С лавки неподалеку поднялся Иннокентий Кустов, хитро сощурившись, спросил:
– А ей, этой залежи-то, сколько лет было?
– Да без малого лет пятнадцать, – отозвался из-за порога Никула.
– Вот видели?.. У него пятнадцать годов земля пустует, и никто не имеет права занять ее. Не вспаши ее Платон, так она бы еще двадцать лет пустовала.. Это разве порядок?
– Правильно, – поддержали Кустова Сергей Ильич с Петрованом.
– Посмотрел бы я, что бы вы запели, ежели бы у вас такую залежь оттяпали, – напустился на Сергея Ильича Семен Забережный. – Залежь-то еще Никулин дедушка лопатой копал… Платон на готовенькое скорый…
– А ты помолчал бы, – прикрикнул на него Сергей Ильич.
– Я тебе не подданный, не приказывай, – огрызнулся Семен.
У стола надрывался Каргин, гремя кулаком по столешнице:
– Тише… К порядку, к порядку… Да говорите же по очереди, – упрашивал он.
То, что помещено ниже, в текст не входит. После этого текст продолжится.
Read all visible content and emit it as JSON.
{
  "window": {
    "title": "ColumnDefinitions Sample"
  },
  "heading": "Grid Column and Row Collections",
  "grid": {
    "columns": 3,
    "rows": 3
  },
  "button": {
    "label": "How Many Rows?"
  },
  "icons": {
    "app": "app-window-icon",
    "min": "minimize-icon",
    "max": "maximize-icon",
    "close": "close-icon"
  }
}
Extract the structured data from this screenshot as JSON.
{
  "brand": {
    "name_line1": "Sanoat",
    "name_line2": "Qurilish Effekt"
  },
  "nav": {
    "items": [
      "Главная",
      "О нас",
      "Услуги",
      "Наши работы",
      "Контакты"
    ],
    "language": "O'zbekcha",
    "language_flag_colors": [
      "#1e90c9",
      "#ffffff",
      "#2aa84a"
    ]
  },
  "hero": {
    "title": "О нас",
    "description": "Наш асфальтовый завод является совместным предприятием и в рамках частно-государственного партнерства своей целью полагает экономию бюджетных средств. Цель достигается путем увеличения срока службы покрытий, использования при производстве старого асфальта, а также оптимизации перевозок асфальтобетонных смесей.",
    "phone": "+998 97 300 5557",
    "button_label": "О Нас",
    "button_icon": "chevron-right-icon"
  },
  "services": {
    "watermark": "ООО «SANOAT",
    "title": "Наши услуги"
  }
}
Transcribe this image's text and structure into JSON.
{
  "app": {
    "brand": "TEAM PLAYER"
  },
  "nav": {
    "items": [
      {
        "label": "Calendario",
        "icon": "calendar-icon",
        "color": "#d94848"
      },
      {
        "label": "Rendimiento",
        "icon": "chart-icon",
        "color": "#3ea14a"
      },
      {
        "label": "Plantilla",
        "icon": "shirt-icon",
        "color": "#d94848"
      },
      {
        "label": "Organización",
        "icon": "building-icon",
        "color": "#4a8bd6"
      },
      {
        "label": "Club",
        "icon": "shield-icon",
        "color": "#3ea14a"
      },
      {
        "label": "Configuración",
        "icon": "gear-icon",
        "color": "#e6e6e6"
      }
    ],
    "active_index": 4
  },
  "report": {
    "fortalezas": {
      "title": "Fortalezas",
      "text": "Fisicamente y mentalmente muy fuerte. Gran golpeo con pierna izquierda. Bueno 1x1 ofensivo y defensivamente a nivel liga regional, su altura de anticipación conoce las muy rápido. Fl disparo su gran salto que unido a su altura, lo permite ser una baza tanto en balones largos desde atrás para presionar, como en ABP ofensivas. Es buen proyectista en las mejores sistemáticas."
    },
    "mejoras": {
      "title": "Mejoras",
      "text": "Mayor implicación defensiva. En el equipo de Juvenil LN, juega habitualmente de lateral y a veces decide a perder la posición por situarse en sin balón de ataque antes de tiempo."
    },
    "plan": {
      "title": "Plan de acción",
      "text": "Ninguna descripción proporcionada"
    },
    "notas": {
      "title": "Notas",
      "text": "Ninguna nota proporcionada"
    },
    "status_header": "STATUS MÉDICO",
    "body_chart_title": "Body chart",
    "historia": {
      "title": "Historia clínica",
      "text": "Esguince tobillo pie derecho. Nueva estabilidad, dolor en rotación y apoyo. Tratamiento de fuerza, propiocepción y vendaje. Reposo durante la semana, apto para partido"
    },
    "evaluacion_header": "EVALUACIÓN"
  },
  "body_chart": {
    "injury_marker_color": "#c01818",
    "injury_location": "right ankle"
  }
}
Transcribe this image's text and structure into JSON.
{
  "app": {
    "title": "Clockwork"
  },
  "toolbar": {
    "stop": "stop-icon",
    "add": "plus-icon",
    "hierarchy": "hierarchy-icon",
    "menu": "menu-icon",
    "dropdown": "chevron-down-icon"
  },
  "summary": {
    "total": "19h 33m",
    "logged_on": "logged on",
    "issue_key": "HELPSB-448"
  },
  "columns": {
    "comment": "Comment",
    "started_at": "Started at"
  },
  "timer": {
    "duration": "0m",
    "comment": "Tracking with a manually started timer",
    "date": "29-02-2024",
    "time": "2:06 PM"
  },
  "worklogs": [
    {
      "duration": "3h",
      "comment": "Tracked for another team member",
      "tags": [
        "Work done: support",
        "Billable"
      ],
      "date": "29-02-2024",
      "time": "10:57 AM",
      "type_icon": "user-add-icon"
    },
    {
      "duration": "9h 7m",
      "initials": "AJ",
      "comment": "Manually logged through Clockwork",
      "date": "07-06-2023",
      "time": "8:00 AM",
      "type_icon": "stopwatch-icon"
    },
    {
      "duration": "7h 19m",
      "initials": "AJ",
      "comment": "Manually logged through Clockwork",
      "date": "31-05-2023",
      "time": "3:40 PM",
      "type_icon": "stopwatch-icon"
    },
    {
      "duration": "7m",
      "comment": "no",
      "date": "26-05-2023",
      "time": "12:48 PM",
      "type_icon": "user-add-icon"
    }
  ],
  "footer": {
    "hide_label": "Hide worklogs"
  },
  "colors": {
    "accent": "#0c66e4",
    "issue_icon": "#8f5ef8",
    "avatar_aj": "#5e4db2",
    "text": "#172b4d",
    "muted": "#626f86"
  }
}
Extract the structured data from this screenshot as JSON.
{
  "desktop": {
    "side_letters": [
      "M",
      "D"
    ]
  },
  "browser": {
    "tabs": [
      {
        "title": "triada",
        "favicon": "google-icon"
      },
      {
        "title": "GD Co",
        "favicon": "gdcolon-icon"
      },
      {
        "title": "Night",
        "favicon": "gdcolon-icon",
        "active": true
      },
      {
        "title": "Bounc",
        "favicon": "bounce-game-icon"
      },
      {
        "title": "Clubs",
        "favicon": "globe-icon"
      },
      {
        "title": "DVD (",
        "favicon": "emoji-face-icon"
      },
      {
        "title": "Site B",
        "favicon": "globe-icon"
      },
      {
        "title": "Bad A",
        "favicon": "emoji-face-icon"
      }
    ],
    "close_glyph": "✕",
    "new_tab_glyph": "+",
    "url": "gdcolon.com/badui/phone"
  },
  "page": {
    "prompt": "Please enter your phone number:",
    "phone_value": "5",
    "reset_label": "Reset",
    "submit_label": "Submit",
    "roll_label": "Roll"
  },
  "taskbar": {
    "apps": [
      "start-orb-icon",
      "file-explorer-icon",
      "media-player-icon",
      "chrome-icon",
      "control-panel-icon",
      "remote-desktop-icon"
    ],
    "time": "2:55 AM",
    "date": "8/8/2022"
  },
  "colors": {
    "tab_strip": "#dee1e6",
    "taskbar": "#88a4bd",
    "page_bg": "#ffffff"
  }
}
Люди горланили все сразу. Уже лезли друг на друга с кулаками. За Платона горой стояли зажиточные. С пеной у рта доказывали они бедноте, что Никулина залежь пустовала очень долго, поэтому Платон мог смело ее захватить. У самих у них также довольно было пустующих залежей, на которых они косили сено. Но они знали, что беднота этих залежей не запашет, – не под силу ей, и поэтому ломили напролом, добиваясь своего.
Далеко за полночь постановила сходка, что раз Платон запахал Никулину залежь, то теперь она принадлежит ему. Но чтобы Никуле не было обидно, пусть Платон ему за нее заплатит. И Платон там же кинул Никуле три рубля, сказав:
– Возьми, паря, да не жалуйся.
– Да ты дай хоть пятерку, – попросил Никула. – В залежи-то десятина.
– Хватит с тебя… Все равно пропьешь, – оскалил зубы Платон.
Когда возвращались со сходки, Семен Забережный сказал Никуле:
– Ты эту тройку не трать… Ты знаешь залежь Сергея Ильича у Озерной сопки?